Vietnam, Malaysia and Indonesia are understood to be part of US President Donald Trump’s so-called “Dirty 15” list of nations that account for the bulk of US trading volume but have supposedly imposed hefty tariffs and other non-tariff barriers on US goods.
The trio is also believed to be part of a list of roughly 20 countries that Bloomberg reported on May 10 are the focus of early negotiations with the US, with those in Southeast Asia considered a priority.
US Trade Representative Jamieson Greer told CNBC on May 9 that Washington is “having fruitful talks with Vietnam and others, and they understand what we’re trying to solve for”.
“The outcomes of bilateral negotiations between US and ASEAN countries will thus be important to determine if Southeast Asian countries can maintain their competitive edge or risk being sidelined in a reconfigured global trade landscape,” Lin said.
INDONESIA “LEFT BEHIND”, THAILAND “PASSIVE”, MALAYSIA YET TO COMMIT
This fear could well become reality in Indonesia, whose economy is vulnerable to the potential effects of a trade war and is currently negotiating a potential 32 per cent US tariff rate.
Jakarta has proposed to increase its annual imports from the US by up to US$19 billion by switching to US suppliers for goods such as wheat, soybean, liquefied petroleum gas (LPG) and crude.
The country has issued new rules to allow the government to procure goods with lower locally-produced content, addressing a jarring non-tariff barrier identified by the US, Reuters reported on May 6.

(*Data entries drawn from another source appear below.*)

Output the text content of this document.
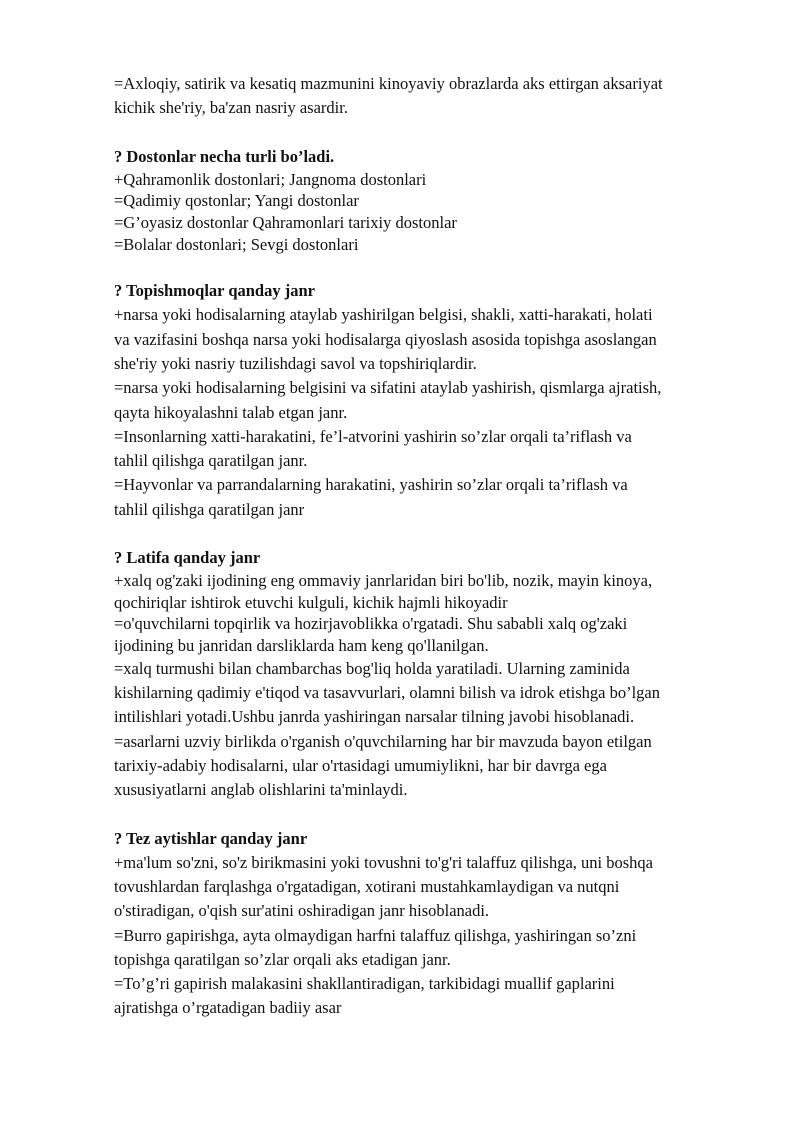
=Axloqiy, satirik va kesatiq mazmunini kinoyaviy obrazlarda aks ettirgan aksariyat
kichik she'riy, ba'zan nasriy asardir.
? Dostonlar necha turli bo’ladi.
+Qahramonlik dostonlari; Jangnoma dostonlari
=Qadimiy qostonlar; Yangi dostonlar
=G’oyasiz dostonlar Qahramonlari tarixiy dostonlar
=Bolalar dostonlari; Sevgi dostonlari
? Topishmoqlar qanday janr
+narsa yoki hodisalarning ataylab yashirilgan belgisi, shakli, xatti-harakati, holati
va vazifasini boshqa narsa yoki hodisalarga qiyoslash asosida topishga asoslangan
she'riy yoki nasriy tuzilishdagi savol va topshiriqlardir.
=narsa yoki hodisalarning belgisini va sifatini ataylab yashirish, qismlarga ajratish,
qayta hikoyalashni talab etgan janr.
=Insonlarning xatti-harakatini, fe’l-atvorini yashirin so’zlar orqali ta’riflash va
tahlil qilishga qaratilgan janr.
=Hayvonlar va parrandalarning harakatini, yashirin so’zlar orqali ta’riflash va
tahlil qilishga qaratilgan janr
? Latifa qanday janr
+xalq og'zaki ijodining eng ommaviy janrlaridan biri bo'lib, nozik, mayin kinoya,
qochiriqlar ishtirok etuvchi kulguli, kichik hajmli hikoyadir
=o'quvchilarni topqirlik va hozirjavoblikka o'rgatadi. Shu sababli xalq og'zaki
ijodining bu janridan darsliklarda ham keng qo'llanilgan.
=xalq turmushi bilan chambarchas bog'liq holda yaratiladi. Ularning zaminida
kishilarning qadimiy e'tiqod va tasavvurlari, olamni bilish va idrok etishga bo’lgan
intilishlari yotadi.Ushbu janrda yashiringan narsalar tilning javobi hisoblanadi.
=asarlarni uzviy birlikda o'rganish o'quvchilarning har bir mavzuda bayon etilgan
tarixiy-adabiy hodisalarni, ular o'rtasidagi umumiylikni, har bir davrga ega
xususiyatlarni anglab olishlarini ta'minlaydi.
? Tez aytishlar qanday janr
+ma'lum so'zni, so'z birikmasini yoki tovushni to'g'ri talaffuz qilishga, uni boshqa
tovushlardan farqlashga o'rgatadigan, xotirani mustahkamlaydigan va nutqni
o'stiradigan, o'qish sur'atini oshiradigan janr hisoblanadi.
=Burro gapirishga, ayta olmaydigan harfni talaffuz qilishga, yashiringan so’zni
topishga qaratilgan so’zlar orqali aks etadigan janr.
=To’g’ri gapirish malakasini shakllantiradigan, tarkibidagi muallif gaplarini
ajratishga o’rgatadigan badiiy asar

While the temporary deal between the US and China spells good news for Indonesia’s raw material exports to China, whose factories are rushing to ship goods to the US, Southeast Asia as a whole might suffer if Beijing eventually gets a much lower tariff rate than ASEAN countries, said Bhima Yudhistira Adhinegara, director of the Center of Economic and Law Studies in Indonesia.
“There will be many investments from China going back again to China. There will be a relocation of the Southeast Asian factories back to China again,” he told CNA.
“Investment from Europe and the US will be flowing to China. So, I think this also makes for negative signs for each individual member country in ASEAN pushing for more negotiations with the US.”
Bhima feels Indonesia – Southeast Asia’s largest economy – has been “left behind” in negotiations with the US compared to China, noting how the latter has managed to secure a temporary but substantial discount on its own tariff rates.
“I think China made really good progress compared with Indonesia, of which we don’t see the outcome of the negotiation process yet,” he said, citing challenges that come with the concessions Jakarta has proposed.
“If Indonesia buys more LPG or imports more oil from the US, there will be a huge burden (on) the state budget, to the fiscal space.”